J'ai déjà parlé de la quatrième avancée, constituée par les mesures de simplification. L'adaptation du régime de répression des atteintes au droit de l'environnement, avec des procédures et des peines véritablement adaptées aux situations, permettra d'éviter des procédures infamantes pour nos agriculteurs tout en ayant des sanctions proportionnées et progressives. Les délais de recours contentieux seront réduits en ce qui concerne les projets agricoles et d'ouvrages hydrauliques, avec une adaptation de différentes procédures qui permettra d'obtenir plus rapidement une décision sur leur conformité au droit.

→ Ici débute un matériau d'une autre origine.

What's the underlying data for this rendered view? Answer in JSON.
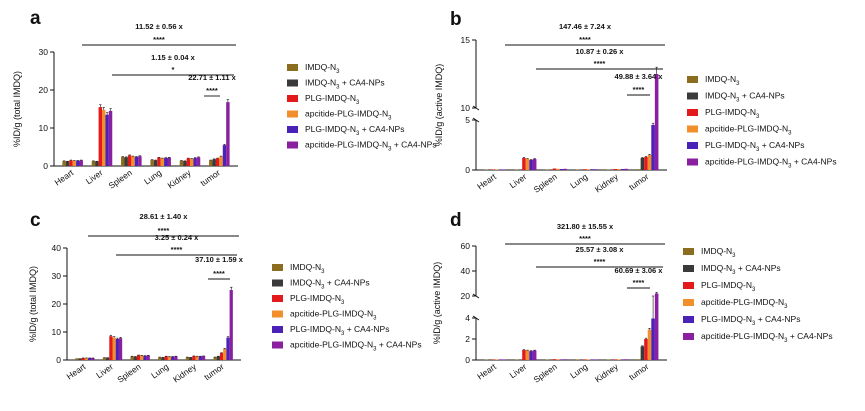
{
  "figure": {
    "legend_series": [
      {
        "name": "IMDQ-N3",
        "base": "IMDQ-N",
        "sub": "3",
        "tail": "",
        "color": "#8a6d1e"
      },
      {
        "name": "IMDQ-N3 + CA4-NPs",
        "base": "IMDQ-N",
        "sub": "3",
        "tail": " + CA4-NPs",
        "color": "#3a3a3a"
      },
      {
        "name": "PLG-IMDQ-N3",
        "base": "PLG-IMDQ-N",
        "sub": "3",
        "tail": "",
        "color": "#e31a1c"
      },
      {
        "name": "apcitide-PLG-IMDQ-N3",
        "base": "apcitide-PLG-IMDQ-N",
        "sub": "3",
        "tail": "",
        "color": "#f28e2b"
      },
      {
        "name": "PLG-IMDQ-N3 + CA4-NPs",
        "base": "PLG-IMDQ-N",
        "sub": "3",
        "tail": " + CA4-NPs",
        "color": "#4b22b8"
      },
      {
        "name": "apcitide-PLG-IMDQ-N3 + CA4-NPs",
        "base": "apcitide-PLG-IMDQ-N",
        "sub": "3",
        "tail": " + CA4-NPs",
        "color": "#8a1fa0"
      }
    ]
  },
  "chart_data": [
    {
      "panel": "a",
      "type": "bar",
      "ylabel": "%ID/g (total IMDQ)",
      "categories": [
        "Heart",
        "Liver",
        "Spleen",
        "Lung",
        "Kidney",
        "tumor"
      ],
      "ylim": [
        0,
        30
      ],
      "yticks": [
        0,
        10,
        20,
        30
      ],
      "series": [
        {
          "name": "IMDQ-N3",
          "values": [
            1.3,
            1.3,
            2.4,
            1.6,
            1.4,
            1.5
          ]
        },
        {
          "name": "IMDQ-N3 + CA4-NPs",
          "values": [
            1.2,
            1.2,
            2.3,
            1.5,
            1.3,
            1.8
          ]
        },
        {
          "name": "PLG-IMDQ-N3",
          "values": [
            1.5,
            15.5,
            2.8,
            2.2,
            2.0,
            2.0
          ]
        },
        {
          "name": "apcitide-PLG-IMDQ-N3",
          "values": [
            1.4,
            14.8,
            2.5,
            2.0,
            1.9,
            2.5
          ]
        },
        {
          "name": "PLG-IMDQ-N3 + CA4-NPs",
          "values": [
            1.4,
            13.5,
            2.4,
            2.1,
            2.1,
            5.5
          ]
        },
        {
          "name": "apcitide-PLG-IMDQ-N3 + CA4-NPs",
          "values": [
            1.5,
            14.5,
            2.6,
            2.2,
            2.3,
            16.8
          ]
        }
      ],
      "annotations": [
        {
          "text": "11.52 ± 0.56 x",
          "stars": "****"
        },
        {
          "text": "1.15 ± 0.04 x",
          "stars": "*"
        },
        {
          "text": "22.71 ± 1.11 x",
          "stars": "****"
        }
      ]
    },
    {
      "panel": "b",
      "type": "bar",
      "ylabel": "%ID/g (active IMDQ)",
      "categories": [
        "Heart",
        "Liver",
        "Spleen",
        "Lung",
        "Kidney",
        "tumor"
      ],
      "axis_break": {
        "lower": [
          0,
          5
        ],
        "upper": [
          10,
          15
        ]
      },
      "yticks": [
        0,
        5,
        10,
        15
      ],
      "series": [
        {
          "name": "IMDQ-N3",
          "values": [
            0.02,
            0.05,
            0.03,
            0.03,
            0.03,
            0.08
          ]
        },
        {
          "name": "IMDQ-N3 + CA4-NPs",
          "values": [
            0.02,
            0.05,
            0.03,
            0.03,
            0.03,
            1.2
          ]
        },
        {
          "name": "PLG-IMDQ-N3",
          "values": [
            0.05,
            1.2,
            0.15,
            0.08,
            0.1,
            1.3
          ]
        },
        {
          "name": "apcitide-PLG-IMDQ-N3",
          "values": [
            0.05,
            1.1,
            0.12,
            0.08,
            0.1,
            1.5
          ]
        },
        {
          "name": "PLG-IMDQ-N3 + CA4-NPs",
          "values": [
            0.05,
            1.0,
            0.1,
            0.08,
            0.1,
            4.5
          ]
        },
        {
          "name": "apcitide-PLG-IMDQ-N3 + CA4-NPs",
          "values": [
            0.05,
            1.1,
            0.12,
            0.08,
            0.12,
            12.5
          ]
        }
      ],
      "annotations": [
        {
          "text": "147.46 ± 7.24 x",
          "stars": "****"
        },
        {
          "text": "10.87 ± 0.26 x",
          "stars": "****"
        },
        {
          "text": "49.88 ± 3.64 x",
          "stars": "****"
        }
      ]
    },
    {
      "panel": "c",
      "type": "bar",
      "ylabel": "%ID/g (total IMDQ)",
      "categories": [
        "Heart",
        "Liver",
        "Spleen",
        "Lung",
        "Kidney",
        "tumor"
      ],
      "ylim": [
        0,
        40
      ],
      "yticks": [
        0,
        10,
        20,
        30,
        40
      ],
      "series": [
        {
          "name": "IMDQ-N3",
          "values": [
            0.6,
            0.8,
            1.3,
            1.0,
            1.0,
            1.0
          ]
        },
        {
          "name": "IMDQ-N3 + CA4-NPs",
          "values": [
            0.6,
            0.8,
            1.2,
            0.9,
            0.9,
            1.3
          ]
        },
        {
          "name": "PLG-IMDQ-N3",
          "values": [
            0.7,
            8.5,
            1.7,
            1.3,
            1.4,
            2.5
          ]
        },
        {
          "name": "apcitide-PLG-IMDQ-N3",
          "values": [
            0.7,
            8.0,
            1.6,
            1.2,
            1.3,
            4.0
          ]
        },
        {
          "name": "PLG-IMDQ-N3 + CA4-NPs",
          "values": [
            0.7,
            7.5,
            1.5,
            1.2,
            1.3,
            8.0
          ]
        },
        {
          "name": "apcitide-PLG-IMDQ-N3 + CA4-NPs",
          "values": [
            0.7,
            7.8,
            1.6,
            1.3,
            1.4,
            25.0
          ]
        }
      ],
      "annotations": [
        {
          "text": "28.61 ± 1.40 x",
          "stars": "****"
        },
        {
          "text": "3.25 ± 0.24 x",
          "stars": "****"
        },
        {
          "text": "37.10 ± 1.59 x",
          "stars": "****"
        }
      ]
    },
    {
      "panel": "d",
      "type": "bar",
      "ylabel": "%ID/g (active IMDQ)",
      "categories": [
        "Heart",
        "Liver",
        "Spleen",
        "Lung",
        "Kidney",
        "tumor"
      ],
      "axis_break": {
        "lower": [
          0,
          4
        ],
        "upper": [
          20,
          60
        ]
      },
      "yticks": [
        0,
        2,
        4,
        20,
        40,
        60
      ],
      "series": [
        {
          "name": "IMDQ-N3",
          "values": [
            0.01,
            0.03,
            0.02,
            0.02,
            0.02,
            0.07
          ]
        },
        {
          "name": "IMDQ-N3 + CA4-NPs",
          "values": [
            0.01,
            0.03,
            0.02,
            0.02,
            0.02,
            1.3
          ]
        },
        {
          "name": "PLG-IMDQ-N3",
          "values": [
            0.02,
            0.95,
            0.08,
            0.05,
            0.06,
            2.0
          ]
        },
        {
          "name": "apcitide-PLG-IMDQ-N3",
          "values": [
            0.02,
            0.9,
            0.07,
            0.05,
            0.06,
            2.9
          ]
        },
        {
          "name": "PLG-IMDQ-N3 + CA4-NPs",
          "values": [
            0.02,
            0.85,
            0.06,
            0.05,
            0.06,
            3.95
          ]
        },
        {
          "name": "apcitide-PLG-IMDQ-N3 + CA4-NPs",
          "values": [
            0.02,
            0.9,
            0.07,
            0.05,
            0.07,
            22.0
          ]
        }
      ],
      "annotations": [
        {
          "text": "321.80 ± 15.55 x",
          "stars": "****"
        },
        {
          "text": "25.57 ± 3.08 x",
          "stars": "****"
        },
        {
          "text": "60.69 ± 3.06 x",
          "stars": "****"
        }
      ]
    }
  ]
}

Le régime applicable aux haies sera unifié, ce qui simplifiera la vie des agriculteurs et sécurisera leurs interventions. Cela les encouragera à planter et à gérer durablement des haies.
Enfin, je souhaite vous faire part de mon état d'esprit alors que débute ce travail parlementaire. Par nature, aucun projet de loi déposé au Parlement n'est parfait et ce texte n'échappe pas à la règle. Il a naturellement vocation à être amendé et enrichi par les députés, puis par les sénateurs. Dans cette perspective, je vous assure tout d'abord que je souhaite que les ordonnances déjà rédigées soient intégrées au texte d'ici à l'examen en séance publique, afin que l'Assemblée nationale ne soit pas privée d'un débat sur le fond.
J'ajoute que toutes les dispositions de ce projet seront directement applicables outre-mer, qu'il s'agisse de la souveraineté, de l'orientation et de la formation, de l'installation et de la transmission ou encore de la simplification. Mais je sais que ces territoires ont leurs spécificités, notamment en ce qui concerne les enjeux d'autonomie alimentaire. Je suis à votre écoute, en commission comme en séance, pour voir si nous avons besoin d'adapter certaines dispositions à la réalité de ces territoires.
J'espère que nous pourrons assumer des désaccords de manière responsable et corriger des dispositions dont nous aurons constaté ensemble qu'elles présentent des difficultés, mais aussi travailler avec tous les groupes à des convergences au service de notre agriculture. Je n'ignore rien du contexte dans lequel nous examinons ce projet de loi et des attentes fortes qu'il suscite – autant sur les mesures qu'il comprend que sur celles qui ne s'y trouvent pas, et qui devront être traitées dans le cadre d'autres textes législatifs.
Comme toujours, je fais confiance à un débat parlementaire responsable, exigeant et constructif, au service de l'agriculture et de la souveraineté agricole.